La canturria cesó repentinamente. El muchacho quedó aislado. Miró rápidamente a un lado y a otro, nervioso, y sonrió: —Maten a la puta negra de mierda —repitió.
Nicole bajó la escalinata en un segundo. La multitud se hizo a un lado cuando ella se dirigió directamente hacia el pelirrojo.
—Dilo una vez más —dijo, las fosas nasales muy abiertas, cuando estuvo a menos de un metro de su antagonista.
—Maten… —empezó el otro.
Le aplicó una violenta cachetada. La manotada resonó por toda la plaza Nicole se dio vuelta bruscamente y empezó a caminar hacia la escalinata, pero distintas manos la aferraron desde todas partes. El furioso pelirrojo mostró el puño…
En ese momento, dos intensos estampidos sacudieron la plaza.

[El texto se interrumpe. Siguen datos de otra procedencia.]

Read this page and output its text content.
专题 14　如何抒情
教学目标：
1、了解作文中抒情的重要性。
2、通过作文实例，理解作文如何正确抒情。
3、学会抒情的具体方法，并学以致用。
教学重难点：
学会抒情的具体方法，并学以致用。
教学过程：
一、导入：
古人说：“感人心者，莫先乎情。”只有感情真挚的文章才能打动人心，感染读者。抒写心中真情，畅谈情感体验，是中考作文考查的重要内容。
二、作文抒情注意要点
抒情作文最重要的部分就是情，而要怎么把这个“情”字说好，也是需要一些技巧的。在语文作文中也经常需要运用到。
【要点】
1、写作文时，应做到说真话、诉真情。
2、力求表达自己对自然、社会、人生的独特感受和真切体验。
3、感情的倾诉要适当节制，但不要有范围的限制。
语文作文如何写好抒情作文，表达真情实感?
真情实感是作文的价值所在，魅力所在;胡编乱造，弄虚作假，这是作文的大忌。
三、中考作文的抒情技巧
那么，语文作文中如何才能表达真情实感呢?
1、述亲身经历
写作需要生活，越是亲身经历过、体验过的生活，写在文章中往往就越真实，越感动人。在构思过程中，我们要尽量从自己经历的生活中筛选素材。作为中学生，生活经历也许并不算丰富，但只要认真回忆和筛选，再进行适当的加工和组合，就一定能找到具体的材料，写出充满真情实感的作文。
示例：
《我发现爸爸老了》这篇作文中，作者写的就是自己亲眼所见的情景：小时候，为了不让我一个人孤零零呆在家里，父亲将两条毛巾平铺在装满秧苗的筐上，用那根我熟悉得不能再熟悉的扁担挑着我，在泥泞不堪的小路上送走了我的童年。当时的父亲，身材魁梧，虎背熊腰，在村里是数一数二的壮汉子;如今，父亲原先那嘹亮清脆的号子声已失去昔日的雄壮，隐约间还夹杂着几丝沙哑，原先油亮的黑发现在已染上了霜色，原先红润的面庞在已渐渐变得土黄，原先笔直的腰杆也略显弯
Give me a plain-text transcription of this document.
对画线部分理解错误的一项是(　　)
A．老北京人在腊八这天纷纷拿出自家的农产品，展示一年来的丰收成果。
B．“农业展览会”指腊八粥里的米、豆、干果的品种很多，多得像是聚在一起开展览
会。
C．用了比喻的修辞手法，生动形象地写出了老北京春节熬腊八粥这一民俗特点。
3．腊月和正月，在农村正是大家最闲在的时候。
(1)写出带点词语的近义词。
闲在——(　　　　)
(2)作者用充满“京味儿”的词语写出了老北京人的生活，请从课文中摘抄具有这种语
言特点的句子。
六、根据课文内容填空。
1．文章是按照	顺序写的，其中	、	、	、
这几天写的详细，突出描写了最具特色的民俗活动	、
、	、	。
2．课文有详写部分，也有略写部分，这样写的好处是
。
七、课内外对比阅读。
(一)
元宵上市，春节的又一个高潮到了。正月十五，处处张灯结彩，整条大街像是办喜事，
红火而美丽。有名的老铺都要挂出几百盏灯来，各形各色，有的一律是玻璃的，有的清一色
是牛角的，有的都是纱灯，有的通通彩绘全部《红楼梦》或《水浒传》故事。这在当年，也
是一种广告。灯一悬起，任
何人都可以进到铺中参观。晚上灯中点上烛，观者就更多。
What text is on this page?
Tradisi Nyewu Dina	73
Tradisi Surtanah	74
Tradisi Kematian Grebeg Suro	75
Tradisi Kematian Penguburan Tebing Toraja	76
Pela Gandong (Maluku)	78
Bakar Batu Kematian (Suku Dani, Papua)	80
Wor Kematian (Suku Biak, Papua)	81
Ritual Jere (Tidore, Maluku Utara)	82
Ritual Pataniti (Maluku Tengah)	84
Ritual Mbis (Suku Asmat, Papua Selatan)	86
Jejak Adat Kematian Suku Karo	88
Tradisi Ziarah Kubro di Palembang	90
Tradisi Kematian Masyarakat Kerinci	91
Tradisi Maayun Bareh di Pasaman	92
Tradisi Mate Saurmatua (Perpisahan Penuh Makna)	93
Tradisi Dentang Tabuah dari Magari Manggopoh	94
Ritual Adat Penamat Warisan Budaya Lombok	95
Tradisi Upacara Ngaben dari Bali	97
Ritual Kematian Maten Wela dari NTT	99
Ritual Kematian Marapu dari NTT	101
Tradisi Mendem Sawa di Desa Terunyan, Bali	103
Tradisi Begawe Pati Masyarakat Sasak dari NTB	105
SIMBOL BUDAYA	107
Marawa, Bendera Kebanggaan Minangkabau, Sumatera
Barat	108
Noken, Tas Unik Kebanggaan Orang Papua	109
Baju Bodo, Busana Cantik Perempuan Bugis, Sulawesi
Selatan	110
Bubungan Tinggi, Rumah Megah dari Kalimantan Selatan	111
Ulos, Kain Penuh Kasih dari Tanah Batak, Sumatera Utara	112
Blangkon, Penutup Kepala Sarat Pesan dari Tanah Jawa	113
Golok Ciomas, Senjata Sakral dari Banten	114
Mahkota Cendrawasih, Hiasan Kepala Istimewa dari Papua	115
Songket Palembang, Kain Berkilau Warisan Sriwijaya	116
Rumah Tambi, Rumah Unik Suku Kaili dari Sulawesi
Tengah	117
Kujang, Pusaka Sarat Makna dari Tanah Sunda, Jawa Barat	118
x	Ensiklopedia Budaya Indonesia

Mientras todo el mundo estaba tratando de averiguar qué ocurría, dos explosiones más detonaron en el cielo, sobre las cabezas de la chusma.
—Somos nada más que yo y mi escopeta —dijo Max Puckett a través del megáfono—. Ahora, muchachos, si tan sólo dejan que pase la señora jueza… ahí, así es mejor… y después vuelven a casa, todo va a estar mejor.
Nicole se sacudió de encima las manos que la retenían pero la multitud no se dispersó. Max alzó el arma, apuntó al grueso nudo de soga que había sobre el lazo corredizo, en el cadalso improvisado, y volvió a disparar. La soga estalló en pedazos y partes de ella cayeron entre la multitud.
—Ahora bien, muchachos —dijo Max—, soy mucho más intratable que estos dos jueces. Ya sé que voy a pasar algún tiempo en este centro de detención por violar las leyes de la colonia sobre uso y portación de armas. Créanme cuando les digo que no me gustaría en absoluto tener que bajar a tiros a algunos de ustedes también…
Max apuntó con su arma hacia la multitud. De modo instintivo, todos se agacharon. Max disparó balas de salva por sobre sus cabezas y rió de buena gana cuando la gente empezó a huir precipitadamente de la plaza.